Good day,
This may be tedious, as it is a problem I have been fighting for a long time, but I desperately need help and I hope someone out there has some ideas for me. My server technicians have only a few ideas for changing the software.
Summary:
We have a dedicated computer with around 150 active websites (all WordPress) and e-mail addresses for some of them. Every day around 4pm, all websites slow down, emails are not delivered on time (my tests show that they arrive one hour later), and running SSH on the server looks like almost all of them individual website blocks the server at the same time (even development pages where no traffic should actually take place). We've been dealing with it for a while, trying out a bunch of things that we thought might be the culprit.
Each site has the same plugin suite, Wordfence for security, and Backupbuddy for backup. In our first round of changes, we found that Wordfence was doing scans at this time of day. We went to every single website and turned off the scanning feature of WordFence (not ideal). We thought this would have helped, but that might be coincidence when the problem started again.
Then we took a closer look at the top-level command and found that doing an everyday kill on all sites ran cron jobs and some seemed to be connected to the backup plug-in. That's why we have disabled our backup plugin on every website. That seemed to help for a day, but it can also be a coincidence. Because the problem still exists and has gotten worse in the last few days.
Now my server people are saying again and again that they are just random processes and the server is just overloaded, but why every day at the same time? You can see how the running processes jump from about 14 to 50, 60, 80, and so on.
Now, looking at the topmost command being executed, it does not seem to be a cron job, it just contains random commands like /index.php and /wp-login.php. The normal stuff you'd expect, but it really gets worse when it happens, and on sites that I know are not getting visitors.
My server people suggest switching to Cloud Linux, which I do not oppose, but I wanted to get some advice first, as apparently no one has a clue and just shoots in the dark.
Has anyone ever seen such a thing? My knowledge of all this is limited and self-taught, but any help is greatly appreciated.
Restarting HTTP and SQL resolved the issue. In most cases, the problem will be restored after a few seconds.
I will try to describe our specific situation more precisely.

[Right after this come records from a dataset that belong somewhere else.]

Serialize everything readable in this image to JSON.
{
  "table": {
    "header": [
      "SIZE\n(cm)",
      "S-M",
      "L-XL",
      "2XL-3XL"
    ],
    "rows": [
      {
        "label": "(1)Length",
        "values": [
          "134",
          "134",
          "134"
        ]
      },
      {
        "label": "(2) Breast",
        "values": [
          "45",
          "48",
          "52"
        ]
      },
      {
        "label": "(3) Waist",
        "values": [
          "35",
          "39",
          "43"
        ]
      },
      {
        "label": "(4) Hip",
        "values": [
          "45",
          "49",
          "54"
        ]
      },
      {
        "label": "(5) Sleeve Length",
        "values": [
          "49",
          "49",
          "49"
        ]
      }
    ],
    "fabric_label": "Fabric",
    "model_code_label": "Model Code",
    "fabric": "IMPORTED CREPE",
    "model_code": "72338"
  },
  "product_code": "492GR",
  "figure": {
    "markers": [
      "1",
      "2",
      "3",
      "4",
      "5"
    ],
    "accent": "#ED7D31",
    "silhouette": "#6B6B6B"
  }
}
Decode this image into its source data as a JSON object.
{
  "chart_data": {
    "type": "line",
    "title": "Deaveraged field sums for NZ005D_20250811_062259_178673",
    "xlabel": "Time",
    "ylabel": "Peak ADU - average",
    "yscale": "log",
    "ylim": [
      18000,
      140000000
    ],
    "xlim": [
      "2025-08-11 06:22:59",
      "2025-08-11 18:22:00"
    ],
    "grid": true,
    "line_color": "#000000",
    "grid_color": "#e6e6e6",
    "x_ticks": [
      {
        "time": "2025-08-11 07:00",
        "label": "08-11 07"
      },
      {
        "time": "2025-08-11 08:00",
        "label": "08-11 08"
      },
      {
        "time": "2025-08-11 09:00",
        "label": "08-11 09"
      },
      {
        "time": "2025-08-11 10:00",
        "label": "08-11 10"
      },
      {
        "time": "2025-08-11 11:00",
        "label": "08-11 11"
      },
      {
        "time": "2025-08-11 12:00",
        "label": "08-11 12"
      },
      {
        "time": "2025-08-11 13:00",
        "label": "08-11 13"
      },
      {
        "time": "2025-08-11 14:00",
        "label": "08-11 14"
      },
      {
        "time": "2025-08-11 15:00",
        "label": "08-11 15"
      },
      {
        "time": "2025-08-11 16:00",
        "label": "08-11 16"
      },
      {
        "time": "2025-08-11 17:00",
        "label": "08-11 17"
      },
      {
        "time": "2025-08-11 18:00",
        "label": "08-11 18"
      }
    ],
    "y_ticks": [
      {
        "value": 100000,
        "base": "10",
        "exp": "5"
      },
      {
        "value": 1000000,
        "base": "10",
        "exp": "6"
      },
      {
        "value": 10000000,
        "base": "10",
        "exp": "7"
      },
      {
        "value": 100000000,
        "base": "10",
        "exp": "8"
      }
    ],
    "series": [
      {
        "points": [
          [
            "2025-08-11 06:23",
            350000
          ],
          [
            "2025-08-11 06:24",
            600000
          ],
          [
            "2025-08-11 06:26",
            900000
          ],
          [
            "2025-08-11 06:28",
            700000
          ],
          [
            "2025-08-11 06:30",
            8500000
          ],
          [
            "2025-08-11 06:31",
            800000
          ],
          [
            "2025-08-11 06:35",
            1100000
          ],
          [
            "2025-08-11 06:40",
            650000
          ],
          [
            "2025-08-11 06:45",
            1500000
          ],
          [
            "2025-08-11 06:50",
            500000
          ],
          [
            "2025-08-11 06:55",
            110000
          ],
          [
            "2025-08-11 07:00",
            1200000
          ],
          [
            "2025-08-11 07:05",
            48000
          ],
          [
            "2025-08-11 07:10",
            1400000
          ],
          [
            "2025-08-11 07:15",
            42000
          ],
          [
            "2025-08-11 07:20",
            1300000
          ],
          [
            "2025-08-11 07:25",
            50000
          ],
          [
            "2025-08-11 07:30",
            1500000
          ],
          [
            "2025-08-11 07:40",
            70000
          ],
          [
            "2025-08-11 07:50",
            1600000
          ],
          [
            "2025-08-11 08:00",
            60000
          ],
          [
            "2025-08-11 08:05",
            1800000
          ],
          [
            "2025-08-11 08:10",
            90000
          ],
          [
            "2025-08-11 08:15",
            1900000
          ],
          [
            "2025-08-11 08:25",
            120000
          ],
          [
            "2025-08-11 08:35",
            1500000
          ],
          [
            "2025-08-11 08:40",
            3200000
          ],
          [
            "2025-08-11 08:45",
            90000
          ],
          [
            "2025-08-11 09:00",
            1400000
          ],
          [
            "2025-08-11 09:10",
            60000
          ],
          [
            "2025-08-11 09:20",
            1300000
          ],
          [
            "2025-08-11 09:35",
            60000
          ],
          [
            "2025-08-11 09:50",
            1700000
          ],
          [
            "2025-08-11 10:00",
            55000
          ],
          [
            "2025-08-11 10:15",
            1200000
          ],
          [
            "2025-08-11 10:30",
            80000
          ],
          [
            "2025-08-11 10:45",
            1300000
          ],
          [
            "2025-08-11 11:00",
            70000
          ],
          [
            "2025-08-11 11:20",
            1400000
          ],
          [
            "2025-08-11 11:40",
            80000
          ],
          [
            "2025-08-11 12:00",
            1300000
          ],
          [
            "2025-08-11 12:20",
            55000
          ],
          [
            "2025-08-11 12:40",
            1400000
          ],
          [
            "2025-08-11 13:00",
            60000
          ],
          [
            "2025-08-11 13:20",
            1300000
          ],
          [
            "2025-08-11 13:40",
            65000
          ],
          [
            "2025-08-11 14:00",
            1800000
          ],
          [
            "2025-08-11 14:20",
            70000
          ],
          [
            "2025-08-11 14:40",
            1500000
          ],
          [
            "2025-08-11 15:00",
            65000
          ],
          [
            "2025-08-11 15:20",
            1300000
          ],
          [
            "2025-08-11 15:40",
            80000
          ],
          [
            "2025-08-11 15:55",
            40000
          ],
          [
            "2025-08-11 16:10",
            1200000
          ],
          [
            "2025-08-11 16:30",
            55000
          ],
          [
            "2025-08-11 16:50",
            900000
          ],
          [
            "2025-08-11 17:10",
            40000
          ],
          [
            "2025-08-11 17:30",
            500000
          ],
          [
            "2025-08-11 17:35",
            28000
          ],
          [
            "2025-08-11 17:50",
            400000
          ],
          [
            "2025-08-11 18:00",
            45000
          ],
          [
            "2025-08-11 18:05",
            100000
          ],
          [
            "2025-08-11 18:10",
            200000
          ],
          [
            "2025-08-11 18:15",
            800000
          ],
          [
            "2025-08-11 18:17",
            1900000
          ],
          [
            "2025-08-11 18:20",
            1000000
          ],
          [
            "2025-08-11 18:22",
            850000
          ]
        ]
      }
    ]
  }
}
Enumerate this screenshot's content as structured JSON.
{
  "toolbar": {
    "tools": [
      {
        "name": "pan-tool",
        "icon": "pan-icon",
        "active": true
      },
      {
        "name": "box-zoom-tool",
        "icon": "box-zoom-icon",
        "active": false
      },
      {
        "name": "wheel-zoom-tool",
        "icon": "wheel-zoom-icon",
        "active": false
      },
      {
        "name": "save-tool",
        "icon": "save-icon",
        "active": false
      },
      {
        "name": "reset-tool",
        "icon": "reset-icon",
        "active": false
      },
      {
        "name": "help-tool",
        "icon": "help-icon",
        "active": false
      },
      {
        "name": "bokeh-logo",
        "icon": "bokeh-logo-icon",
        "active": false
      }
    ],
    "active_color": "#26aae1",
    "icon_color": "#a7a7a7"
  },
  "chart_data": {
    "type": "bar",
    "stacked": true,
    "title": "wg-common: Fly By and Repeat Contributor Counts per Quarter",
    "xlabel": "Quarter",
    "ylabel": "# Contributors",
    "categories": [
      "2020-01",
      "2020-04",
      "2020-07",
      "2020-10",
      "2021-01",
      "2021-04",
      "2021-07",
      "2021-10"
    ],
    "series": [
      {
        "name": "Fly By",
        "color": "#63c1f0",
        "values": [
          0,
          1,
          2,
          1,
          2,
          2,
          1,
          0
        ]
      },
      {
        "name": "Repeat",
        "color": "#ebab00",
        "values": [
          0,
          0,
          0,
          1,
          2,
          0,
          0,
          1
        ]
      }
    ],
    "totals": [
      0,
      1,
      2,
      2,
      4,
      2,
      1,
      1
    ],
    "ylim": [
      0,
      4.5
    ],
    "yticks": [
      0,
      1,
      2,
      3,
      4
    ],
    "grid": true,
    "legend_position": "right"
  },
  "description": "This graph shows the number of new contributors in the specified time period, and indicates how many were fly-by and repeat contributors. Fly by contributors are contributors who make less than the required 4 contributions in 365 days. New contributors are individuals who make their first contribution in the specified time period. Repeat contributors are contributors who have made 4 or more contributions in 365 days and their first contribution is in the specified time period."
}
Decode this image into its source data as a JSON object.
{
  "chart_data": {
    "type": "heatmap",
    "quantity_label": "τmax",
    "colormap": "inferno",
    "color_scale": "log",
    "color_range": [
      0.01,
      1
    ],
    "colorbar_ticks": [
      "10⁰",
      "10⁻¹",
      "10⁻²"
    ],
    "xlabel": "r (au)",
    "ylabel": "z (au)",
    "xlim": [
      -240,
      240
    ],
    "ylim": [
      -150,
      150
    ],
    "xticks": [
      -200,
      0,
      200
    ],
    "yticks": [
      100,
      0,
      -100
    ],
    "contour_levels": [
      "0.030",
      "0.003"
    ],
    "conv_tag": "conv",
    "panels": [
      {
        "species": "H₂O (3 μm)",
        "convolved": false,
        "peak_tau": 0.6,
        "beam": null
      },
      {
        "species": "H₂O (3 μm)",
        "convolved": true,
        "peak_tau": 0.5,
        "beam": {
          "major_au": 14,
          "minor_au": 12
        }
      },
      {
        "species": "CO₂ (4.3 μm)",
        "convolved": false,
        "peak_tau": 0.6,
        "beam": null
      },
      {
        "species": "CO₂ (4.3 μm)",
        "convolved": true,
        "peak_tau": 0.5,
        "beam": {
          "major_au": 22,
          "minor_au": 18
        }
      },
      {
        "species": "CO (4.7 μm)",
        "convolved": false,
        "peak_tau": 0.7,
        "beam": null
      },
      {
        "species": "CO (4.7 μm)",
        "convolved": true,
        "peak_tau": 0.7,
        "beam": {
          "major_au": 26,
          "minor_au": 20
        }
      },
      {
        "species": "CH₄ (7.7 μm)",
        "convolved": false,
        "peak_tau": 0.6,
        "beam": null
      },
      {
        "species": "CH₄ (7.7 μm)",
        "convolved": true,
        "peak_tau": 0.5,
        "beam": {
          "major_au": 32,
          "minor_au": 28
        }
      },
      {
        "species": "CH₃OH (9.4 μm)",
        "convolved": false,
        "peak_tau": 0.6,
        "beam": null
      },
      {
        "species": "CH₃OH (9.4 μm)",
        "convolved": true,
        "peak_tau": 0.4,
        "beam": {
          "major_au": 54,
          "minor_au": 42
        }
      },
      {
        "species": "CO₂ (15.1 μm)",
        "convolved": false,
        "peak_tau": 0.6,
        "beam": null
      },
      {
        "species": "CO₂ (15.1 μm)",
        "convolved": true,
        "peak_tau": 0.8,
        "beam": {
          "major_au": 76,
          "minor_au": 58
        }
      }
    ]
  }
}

150 (ish) sites running WordPress are not all up-to-date (as some would have custom plugins or obsolete designs and would require work, the customer is unwilling to make any changes to the update). Most are running on PHP 5.6 (another thing I need to fix, but we need time we do not have).
Drive is 90% full what I know is also no idea, but expensive in the workaround.
Server specifications are:
Intel Xeon
E3-1270 V2
3.5 GHz
Four core
16 GB RAM
800 gb ssd
Mirror drive for the fuse
Cpanel / WHM / MySQL
I can provide any other information I need to get to the bottom of it because my clients are not happy.
Should I have this kind of problem with these server specifications and so many sites? Or is something going on?
Is the outdated PHP my problem or the sites or the storage space? I just do not know what would cause more than 100 websites to access the server and let it crawl at the same time.
Thanks in advance for any help you can provide.